Is there any nice way to add this feature without significantly changing the behavior of ‘if the player consents’ in possibly gamebreaking ways?
This is the implementation of “whether or not the player consents”:
To decide whether player consents
(documented at ph_consents):
(- YesOrNo() -).
Let’s dig up that I6 routine:
[ YesOrNo i j;
for (::) {
if (location == nothing || parent(player) == nothing) KeyboardPrimitive(buffer2, parse2);
else KeyboardPrimitive(buffer2, parse2, DrawStatusLine);
#Iftrue CHARSIZE == 1;
j = parse2->1;
#Ifnot;
j = parse2-->0;
#Endif;
if (j) { ! at least one word entered
i = parse2-->1;
if (i == YES1__WD or YES2__WD or YES3__WD) rtrue;
if (i == NO1__WD or NO2__WD or NO3__WD) rfalse;
}
YES_OR_NO_QUESTION_INTERNAL_RM('A'); print "> ";
}
];
Indeed, it doesn’t interact with “reading a command” at all—it gets input directly from the keyboard and then parses that input on its own. (It uses buffer2 and parse2 so as not to interfere with the main parse results, which are in buffer and parse.)
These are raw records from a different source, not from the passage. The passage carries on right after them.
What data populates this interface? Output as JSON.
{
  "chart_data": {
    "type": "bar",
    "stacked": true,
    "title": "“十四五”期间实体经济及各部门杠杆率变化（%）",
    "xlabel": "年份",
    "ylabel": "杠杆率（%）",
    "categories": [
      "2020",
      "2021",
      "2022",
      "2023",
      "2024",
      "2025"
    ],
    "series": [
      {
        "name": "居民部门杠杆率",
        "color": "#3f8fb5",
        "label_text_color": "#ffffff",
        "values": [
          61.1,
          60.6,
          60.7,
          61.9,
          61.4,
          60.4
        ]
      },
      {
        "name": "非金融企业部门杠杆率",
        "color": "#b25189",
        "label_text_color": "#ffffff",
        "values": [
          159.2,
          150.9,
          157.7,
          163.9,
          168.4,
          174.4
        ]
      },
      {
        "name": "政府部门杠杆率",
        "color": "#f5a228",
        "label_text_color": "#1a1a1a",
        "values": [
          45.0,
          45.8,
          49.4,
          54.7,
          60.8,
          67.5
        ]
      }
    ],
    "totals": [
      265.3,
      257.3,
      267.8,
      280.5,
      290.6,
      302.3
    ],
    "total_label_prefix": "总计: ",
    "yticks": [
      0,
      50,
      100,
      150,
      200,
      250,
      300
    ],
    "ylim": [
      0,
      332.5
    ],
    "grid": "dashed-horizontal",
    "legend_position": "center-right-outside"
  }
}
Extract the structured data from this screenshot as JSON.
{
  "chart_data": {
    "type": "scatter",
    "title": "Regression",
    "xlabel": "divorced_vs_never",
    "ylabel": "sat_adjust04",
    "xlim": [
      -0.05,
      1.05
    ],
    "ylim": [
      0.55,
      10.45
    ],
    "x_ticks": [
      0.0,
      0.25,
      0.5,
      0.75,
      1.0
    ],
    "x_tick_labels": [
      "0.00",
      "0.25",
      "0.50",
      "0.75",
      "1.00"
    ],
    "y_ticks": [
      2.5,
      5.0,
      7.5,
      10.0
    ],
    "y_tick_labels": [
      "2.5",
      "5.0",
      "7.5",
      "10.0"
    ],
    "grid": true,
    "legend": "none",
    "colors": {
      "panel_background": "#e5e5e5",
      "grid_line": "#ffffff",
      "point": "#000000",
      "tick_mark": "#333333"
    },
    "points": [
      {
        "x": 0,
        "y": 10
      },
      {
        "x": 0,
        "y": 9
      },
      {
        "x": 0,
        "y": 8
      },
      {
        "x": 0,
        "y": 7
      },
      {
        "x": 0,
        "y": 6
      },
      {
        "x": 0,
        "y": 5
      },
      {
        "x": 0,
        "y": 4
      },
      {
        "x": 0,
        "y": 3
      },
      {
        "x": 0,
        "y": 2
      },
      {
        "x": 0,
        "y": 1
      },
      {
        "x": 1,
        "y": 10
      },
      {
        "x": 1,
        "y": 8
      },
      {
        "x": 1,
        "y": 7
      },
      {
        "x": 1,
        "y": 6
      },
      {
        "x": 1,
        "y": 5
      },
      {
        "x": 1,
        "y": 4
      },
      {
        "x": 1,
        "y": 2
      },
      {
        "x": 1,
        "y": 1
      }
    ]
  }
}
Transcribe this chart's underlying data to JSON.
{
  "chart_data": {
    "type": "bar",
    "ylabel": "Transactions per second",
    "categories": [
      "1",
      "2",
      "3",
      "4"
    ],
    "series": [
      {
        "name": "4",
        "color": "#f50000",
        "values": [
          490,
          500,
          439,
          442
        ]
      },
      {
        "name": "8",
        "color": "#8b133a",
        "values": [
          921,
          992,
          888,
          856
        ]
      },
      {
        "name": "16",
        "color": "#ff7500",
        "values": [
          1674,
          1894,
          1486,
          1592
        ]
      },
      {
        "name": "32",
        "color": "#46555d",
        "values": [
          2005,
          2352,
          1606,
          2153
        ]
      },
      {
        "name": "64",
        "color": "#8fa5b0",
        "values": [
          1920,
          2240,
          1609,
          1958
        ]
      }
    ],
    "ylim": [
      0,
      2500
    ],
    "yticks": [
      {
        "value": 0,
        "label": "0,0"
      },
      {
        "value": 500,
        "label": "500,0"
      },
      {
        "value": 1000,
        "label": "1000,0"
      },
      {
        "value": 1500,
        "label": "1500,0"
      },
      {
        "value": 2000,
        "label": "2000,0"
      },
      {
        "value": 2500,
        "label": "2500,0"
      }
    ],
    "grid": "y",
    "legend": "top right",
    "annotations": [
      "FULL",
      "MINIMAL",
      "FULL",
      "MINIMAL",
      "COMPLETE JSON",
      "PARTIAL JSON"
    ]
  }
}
So if you want to accept “say”:
Include (-
[ YesOrNo i j;
for (::) {
if (location == nothing || parent(player) == nothing) KeyboardPrimitive(buffer2, parse2);
else KeyboardPrimitive(buffer2, parse2, DrawStatusLine);
#Iftrue CHARSIZE == 1;
j = parse2->1;
#Ifnot;
j = parse2-->0;
#Endif;
if (j) { ! at least one word entered
i = parse2-->1;
if (i == 'say' && j > 1) i = parse2-->2; ! ← this is the new part!
if (i == YES1__WD or YES2__WD or YES3__WD) rtrue;
if (i == NO1__WD or NO2__WD or NO3__WD) rfalse;
}
YES_OR_NO_QUESTION_INTERNAL_RM('A'); print "> ";
}
];
-) replacing "YesOrNo".
Ahh, right, I forgot about the format of the parse buffer. The addresses of the dictionary entries (what we want to compare here) are interleaved with data about their position in the text buffer. So you need to skip ahead to find the next actual dictionary word.